First time poster in need of guidance!

I have a 10 week old Cockapoo puppy named Ollie and we're having difficulties with getting him to go back to sleep in the middle of the night. 

We put him in the create at 11pm and set an alarm for 1:30am to take him down to pee (we live in a high-rise condo and I carry him in my arms in the elevator). I typically don't say anything when he does his business and quickly pick him up after hes done to go upstairs. 

When we're back upstairs I let him walk around for about a minute (he takes this time to quickly lick himself clean). I then pick him up in my arms to lead him back into the crate by putting his front 2 paws in first to guide him in. 

This is the time where he goes into the create and immediately comes back out to snuggle in my lap. I continue this for a few more times however other times it takes much longer and will need to let him sit in my lap to fall asleep before I place him in 2 paws first again.

We continue this song and dance at 4:00 am with the going in and coming out all over.

Do you have any suggestions that can help him sleep sooner in the create with out coming out as often?

Thank you!
Henry


----------



## Lexi&Beemer (May 5, 2013)

So by cuddling him when he comes out, he gets rewarded for not staying in the crate. The more times it happens, the more he's learning to do that to get cuddles. I'm guessing you hold him on the way up too. That's plenty of cuddle time. Or cuddle until he falls asleep and then I'd set him in his crate rather than setting him halfway and waking him up. then close your crate and cover. Then go to bed. During the day, keep the crate door open and if he's one of those dogs that likes the crate, he'll walk in on his own eventually to nap. 
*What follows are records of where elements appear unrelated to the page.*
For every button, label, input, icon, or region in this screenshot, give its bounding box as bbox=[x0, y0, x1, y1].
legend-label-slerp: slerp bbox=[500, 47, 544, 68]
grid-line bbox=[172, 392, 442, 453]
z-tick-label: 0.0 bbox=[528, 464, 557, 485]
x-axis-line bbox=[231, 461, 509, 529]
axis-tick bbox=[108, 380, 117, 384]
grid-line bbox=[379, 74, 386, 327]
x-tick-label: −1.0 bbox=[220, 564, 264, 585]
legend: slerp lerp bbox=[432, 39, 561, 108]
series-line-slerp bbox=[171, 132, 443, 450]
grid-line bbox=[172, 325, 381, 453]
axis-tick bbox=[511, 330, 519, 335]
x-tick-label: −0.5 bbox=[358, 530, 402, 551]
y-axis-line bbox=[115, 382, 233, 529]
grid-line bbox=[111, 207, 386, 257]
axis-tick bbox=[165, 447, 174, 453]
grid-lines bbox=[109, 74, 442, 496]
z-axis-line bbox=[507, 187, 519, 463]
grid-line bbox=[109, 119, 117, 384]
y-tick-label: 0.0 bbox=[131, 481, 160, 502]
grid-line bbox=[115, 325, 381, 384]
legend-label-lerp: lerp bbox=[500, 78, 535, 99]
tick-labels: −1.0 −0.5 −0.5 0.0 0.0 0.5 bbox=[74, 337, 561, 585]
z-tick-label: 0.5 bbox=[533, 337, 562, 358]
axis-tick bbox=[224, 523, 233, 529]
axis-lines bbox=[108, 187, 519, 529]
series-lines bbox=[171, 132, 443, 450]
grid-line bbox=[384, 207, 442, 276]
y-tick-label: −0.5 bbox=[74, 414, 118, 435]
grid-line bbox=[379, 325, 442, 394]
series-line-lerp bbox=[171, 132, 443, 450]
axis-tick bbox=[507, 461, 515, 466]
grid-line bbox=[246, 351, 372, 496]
I had two at the same time and there was no cuddling at night. They got used to just being put in the crate very quickly. Ollie may also fuss as he's learned how to get extra snuggles in the middle of the night, but so long as he's safe in the crate - remember he's safe and let him be. 


Sent from my iPhone using Tapatalk


----------



## halfpint (May 10, 2016)

My experience with Ernie was that he didn't cry through the night at all from first night. He woke quite early in the morning but slept from 10:30 until 6(ish). I wonder whether you need to be waking him twice through the night to go pee. I appreciate you are probably doing it so there isn't a sense of urgency when you have to go down in an elevator to get outside. Maybe puppy pads in the house for a while.


----------



## MHDDOG2016 (Jan 2, 2016)

Why are you setting an alarm? I just ask because Jasper was sleeping straight through 10-5 from night 4. He was 4 pounds and 8 weeks old. Wondering if you try to just let him go and see what happens. I know once it was 5 am there was no way he was going back in the crate, but at least I was sleeping from 10-5 uninterrupted.


----------